Nie posłuchali. Może ksiądz jest za słaby?
Mam wrażenie, że PO idzie w innym kierunku niż ponad 10 lat temu, kiedy to miałem przyjemność towarzyszyć zwartej ekipie pod wodzą Donalda Tuska i Jana Rokity w pierwszej partyjnej pielgrzymce do Watykanu. To był chyba 2003 r., kiedy jeden z biskupów, nie będę mówił który, żeby nie rujnować wspaniałej kariery owego hierarchy, powiedział do mnie: „Pojedziesz tam z nimi, będziesz przewodnikiem, poprowadzisz”.
I to wtedy ksiądz stał się Rydzykiem Platformy Obywatelskiej?
Nie stałem się żadnym Rydzykiem, bo ja dużo osób znałem z tego środowiska. To nigdy nie byli dla mnie obcy ludzie. Później poznawałem kolejnych, z którymi moje relacje się dobrze ułożyły.
I wszystko ksiądz zaprzepaścił. Mógł ksiądz poprowadzić ich do zwycięstwa.
Kościół nie powinien, nie może być...
Ale wszyscy wiemy, że jest siłą, że ma wpływ na naród i prawa strona to wykorzystała. A ksiądz miał radio, miał telewizję i co?
Nie po to „miałem” media, żeby służyć politykom. Ten postulat trzeba skierować pod inny adres. Inna sprawa, że można mieć do siebie pretensje, bo rzeczywistość weryfikuje nasze zamiary.
Do diaska, ksiądz był szefem Radia Plus, kiedyś wielka rozgłośnia, pół Polski słuchało.
Nie pół Polski, ale wiele osób.
Tak naprawdę to był „katolicki głos w twoim domu”, a Religia TV miała być odpowiedzią na Telewizję Trwam. I co?

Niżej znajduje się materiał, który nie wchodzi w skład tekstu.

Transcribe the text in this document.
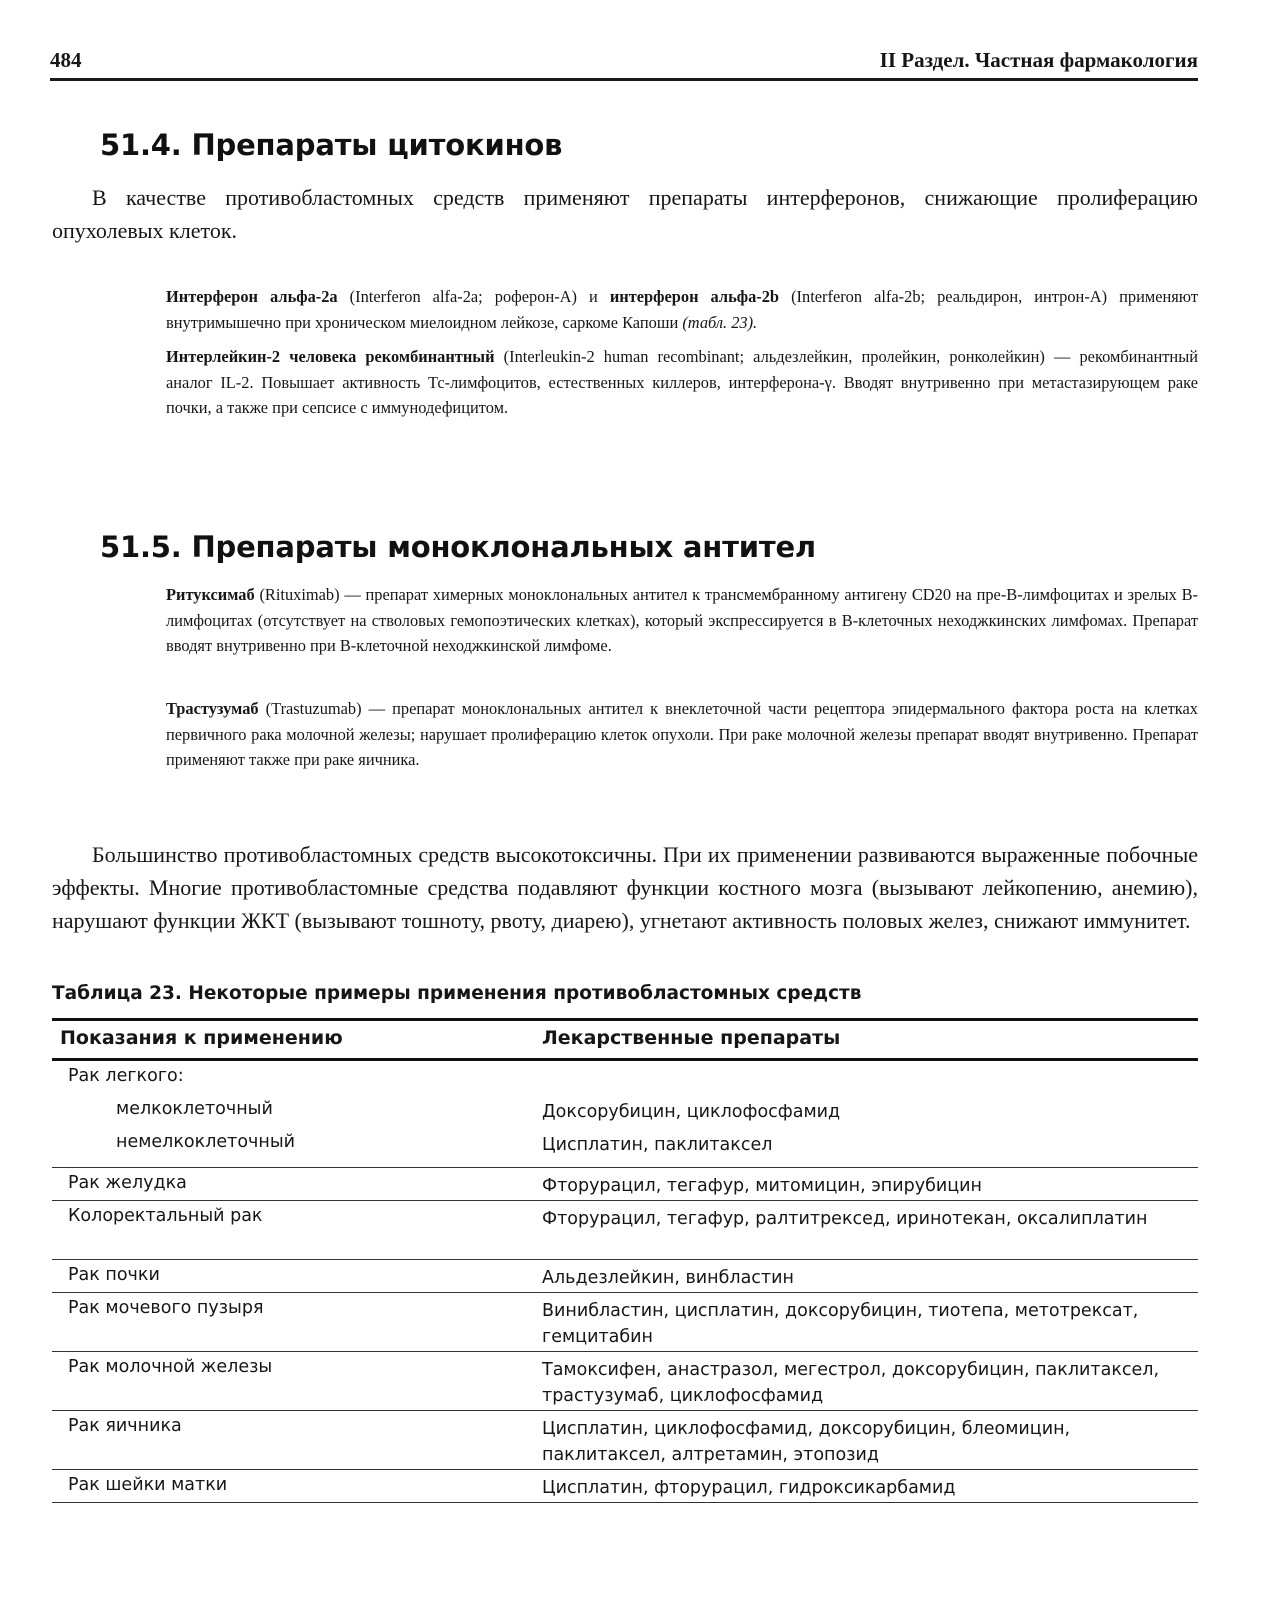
484	II Раздел. Частная фармакология
51.4. Препараты цитокинов
В качестве противобластомных средств применяют препараты интерферонов, снижающие пролиферацию опухолевых клеток.
Интерферон альфа-2а (Interferon alfa-2a; роферон-А) и интерферон альфа-2b (Interferon alfa-2b; реальдирон, интрон-А) применяют внутримышечно при хроническом миелоидном лейкозе, саркоме Капоши (табл. 23).
Интерлейкин-2 человека рекомбинантный (Interleukin-2 human recombinant; альдезлейкин, пролейкин, ронколейкин) — рекомбинантный аналог IL-2. Повышает активность Тс-лимфоцитов, естественных киллеров, интерферона-γ. Вводят внутривенно при метастазирующем раке почки, а также при сепсисе с иммунодефицитом.
51.5. Препараты моноклональных антител
Ритуксимаб (Rituximab) — препарат химерных моноклональных антител к трансмембранному антигену CD20 на пре-В-лимфоцитах и зрелых В-лимфоцитах (отсутствует на стволовых гемопоэтических клетках), который экспрессируется в В-клеточных неходжкинских лимфомах. Препарат вводят внутривенно при В-клеточной неходжкинской лимфоме.
Трастузумаб (Trastuzumab) — препарат моноклональных антител к внеклеточной части рецептора эпидермального фактора роста на клетках первичного рака молочной железы; нарушает пролиферацию клеток опухоли. При раке молочной железы препарат вводят внутривенно. Препарат применяют также при раке яичника.
Большинство противобластомных средств высокотоксичны. При их применении развиваются выраженные побочные эффекты. Многие противобластомные средства подавляют функции костного мозга (вызывают лейкопению, анемию), нарушают функции ЖКТ (вызывают тошноту, рвоту, диарею), угнетают активность половых желез, снижают иммунитет.
Таблица 23. Некоторые примеры применения противобластомных средств
Показания к применению	Лекарственные препараты
Рак легкого:
мелкоклеточный	Доксорубицин, циклофосфамид
немелкоклеточный	Цисплатин, паклитаксел
Рак желудка	Фторурацил, тегафур, митомицин, эпирубицин
Колоректальный рак	Фторурацил, тегафур, ралтитрексед, иринотекан, оксалиплатин
Рак почки	Альдезлейкин, винбластин
Рак мочевого пузыря	Винибластин, цисплатин, доксорубицин, тиотепа, метотрексат, гемцитабин
Рак молочной железы	Тамоксифен, анастразол, мегестрол, доксорубицин, паклитаксел, трастузумаб, циклофосфамид
Рак яичника	Цисплатин, циклофосфамид, доксорубицин, блеомицин, паклитаксел, алтретамин, этопозид
Рак шейки матки	Цисплатин, фторурацил, гидроксикарбамид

Jak coś było, a czegoś nie ma, to nie ma powodu, by przypinać mi order za przodownika pracy.
Korzy się ksiądz.
Nie korzę się, próbuję wyjaśniać. Kiedy zaczynałem w Radiu Plus, to może mi się nawet wydawało, że ta rozgłośnia może być zbawieniem dla polskiego Kościoła. Już wtedy było Radio Maryja.
I ksiądz chciał Kościół odciągnąć od moherów?
Nie, chciałem pokazać, że jest inny Kościół, nie tylko ten radiomaryjny. I się udawało. Arcybiskup Gocłowski miał w Plusie człowieka, ja byłem człowiekiem kardynała Macharskiego i wszyscy mieli świadomość, że to są poukładane puzzle, ale wystarczy, że ktoś ruszy ramką, to wszystko się rozwala. Nie było spoiwa.
Wiara nie spajała?
Żartobliwie powiem, że myśmy wydali na świat kwiat dziennikarstwa polskiego: Bogdan Rymanowski, bracia Karnowscy, Beata Tadla, Agnieszka Milczarz, Marcin Wikło, Piotr Gursztyn, Piotr Gociek, Tomek Terlikowski. Nawet nie wiedziałem, że niektórzy z nich mają tak wyraziste poglądy. Proszę pamiętać, że na to radio składało się ponad 20 diecezjalnych rozgłośni podlegających pod konkretnych biskupów i... Niech pani sobie wyobrazi, jak wiara spajała, a poglądy na różne sprawy wręcz przeciwnie. Zaczęły tworzyć się obozy, układy.
Radio Maryja przetrwało.
Wprost mi powiedziano, że nie stanie za mną kard. Macharski, bo musiałby stanąć w kontrze do innych biskupów.
A ludzie myślą, że ten podział w Kościele to u nas od niedawna, a on się tak ciągnie i ciągnie.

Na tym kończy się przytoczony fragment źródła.